Remembering to use and instead of but when I talk.
Rereading Kushiel's Avatar.
T buying me the new Elizabeth Bear novel Whiskey and Water.
Not loosing my temper today.
mornglory: (Default)
I'm caught up at work again.
My boss told me "thank you for being you" today.
I had a nice, long talk with [livejournal.com profile] erikted that produced an alternative parenting technique to try when LB requests an activity I don't want to do.
My husband cooked a nice dinner tonight, and it was ready when I got home.
I am able to pump as much or more than Vi eats.
This activity is working, and I am starting to think during the day about the positive things I want to blog. Noticing the positives is something new for me, and feels good.

*****************
To respond to [profile] foxxydancr's comment to a previous positives post:

so basically, you're looking at everything and saying "it could have been worse!" doesn't that sort of encourage a certain stagnation? instead of seeing things and striving to improve them, it seem that a person would be more likely to plateau, because "well, at least x didn't happen." can you comment?

More on reframing.

Reframing isn't just something you do to say a bad thing is less bad because it could be worse. It's about how you can look at any situation. For example, it's saying "He's got a very different opinion than I do, that I don't understand," rather than "He's a jackass."

Also, rephrasing things reduce my motivation to change. Change is not only driven by moving away from pain, or discomfort. It can be driven by moving towards something; being teological. Some theories of psychology purport that we grow and change because we are moving towards actualization, or grace, or enlightenment, etc. rather than being driven by pain, or heartache. Personally I think both are true, and taken together we can have a greater sense of how people move in the world, the myriad things that motivate them.

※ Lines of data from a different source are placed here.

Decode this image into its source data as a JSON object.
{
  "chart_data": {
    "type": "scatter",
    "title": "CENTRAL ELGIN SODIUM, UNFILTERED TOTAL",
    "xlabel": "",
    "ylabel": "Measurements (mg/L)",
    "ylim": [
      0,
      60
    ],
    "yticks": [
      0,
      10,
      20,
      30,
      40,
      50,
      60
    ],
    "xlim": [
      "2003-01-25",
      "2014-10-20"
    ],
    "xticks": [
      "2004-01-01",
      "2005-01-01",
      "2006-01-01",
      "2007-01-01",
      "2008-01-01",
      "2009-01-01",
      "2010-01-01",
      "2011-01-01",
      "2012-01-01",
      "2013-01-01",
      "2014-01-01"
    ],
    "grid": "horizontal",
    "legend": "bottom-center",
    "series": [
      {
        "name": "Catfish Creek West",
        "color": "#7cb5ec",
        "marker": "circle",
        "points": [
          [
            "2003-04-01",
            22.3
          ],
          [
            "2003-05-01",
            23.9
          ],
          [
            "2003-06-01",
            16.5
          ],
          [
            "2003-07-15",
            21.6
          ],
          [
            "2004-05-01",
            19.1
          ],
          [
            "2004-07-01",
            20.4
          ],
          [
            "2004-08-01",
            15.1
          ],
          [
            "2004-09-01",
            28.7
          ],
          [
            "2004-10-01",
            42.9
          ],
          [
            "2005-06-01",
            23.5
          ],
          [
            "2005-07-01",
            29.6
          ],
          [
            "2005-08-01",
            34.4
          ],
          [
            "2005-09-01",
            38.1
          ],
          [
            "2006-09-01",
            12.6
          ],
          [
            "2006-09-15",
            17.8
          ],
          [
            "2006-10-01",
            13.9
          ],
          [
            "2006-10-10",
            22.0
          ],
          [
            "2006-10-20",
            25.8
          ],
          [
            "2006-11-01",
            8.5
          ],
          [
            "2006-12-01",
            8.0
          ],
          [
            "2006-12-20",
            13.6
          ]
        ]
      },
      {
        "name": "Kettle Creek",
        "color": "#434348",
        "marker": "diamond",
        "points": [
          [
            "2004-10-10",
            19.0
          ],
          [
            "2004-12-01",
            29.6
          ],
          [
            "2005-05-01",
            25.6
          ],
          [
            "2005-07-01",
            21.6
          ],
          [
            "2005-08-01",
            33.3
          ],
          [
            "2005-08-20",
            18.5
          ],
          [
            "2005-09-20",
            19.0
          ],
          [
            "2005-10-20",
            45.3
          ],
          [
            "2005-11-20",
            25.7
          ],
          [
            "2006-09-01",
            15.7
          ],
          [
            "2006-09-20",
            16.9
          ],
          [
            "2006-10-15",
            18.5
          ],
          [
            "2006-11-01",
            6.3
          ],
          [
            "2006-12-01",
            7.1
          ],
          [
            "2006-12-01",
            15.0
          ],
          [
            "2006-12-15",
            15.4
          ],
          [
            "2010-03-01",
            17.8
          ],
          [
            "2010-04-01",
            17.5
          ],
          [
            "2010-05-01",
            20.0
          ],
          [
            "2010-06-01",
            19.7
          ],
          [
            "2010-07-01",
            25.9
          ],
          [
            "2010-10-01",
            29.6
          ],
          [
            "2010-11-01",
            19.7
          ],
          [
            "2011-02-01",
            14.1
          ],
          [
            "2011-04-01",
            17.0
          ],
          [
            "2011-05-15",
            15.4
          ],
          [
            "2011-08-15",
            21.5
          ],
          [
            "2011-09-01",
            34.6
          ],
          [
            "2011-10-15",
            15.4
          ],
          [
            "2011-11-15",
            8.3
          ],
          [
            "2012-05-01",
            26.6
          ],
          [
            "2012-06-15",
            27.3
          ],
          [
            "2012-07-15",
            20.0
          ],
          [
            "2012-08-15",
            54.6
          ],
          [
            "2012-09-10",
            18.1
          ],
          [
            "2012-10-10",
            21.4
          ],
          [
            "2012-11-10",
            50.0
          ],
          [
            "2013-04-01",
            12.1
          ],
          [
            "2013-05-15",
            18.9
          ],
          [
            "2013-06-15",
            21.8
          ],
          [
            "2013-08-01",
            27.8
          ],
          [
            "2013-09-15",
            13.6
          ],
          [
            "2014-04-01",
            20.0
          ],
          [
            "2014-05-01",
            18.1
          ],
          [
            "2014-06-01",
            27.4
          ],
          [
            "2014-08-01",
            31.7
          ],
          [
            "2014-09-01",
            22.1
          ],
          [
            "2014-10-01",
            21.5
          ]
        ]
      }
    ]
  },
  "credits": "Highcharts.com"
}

And for me, by saying that the cut on my finger wasn't so bad, and could have been worse, I actually free up energy for other stuff. My usual habit would be to curse and run around thinking how awful it was, and expend resources being grouchy and gloomy and cursing Murphy. If I approach it with some humor, and say it could have been worse, I don't do nearly as much of that, and have the energy I would have spent on the gloom to do something else, like tickle LB with my toes, or some such silliness. In all seriousness though, it means I spend less time and energy being grouchy and upset and can take that time and energy and do something that might be more positive with it.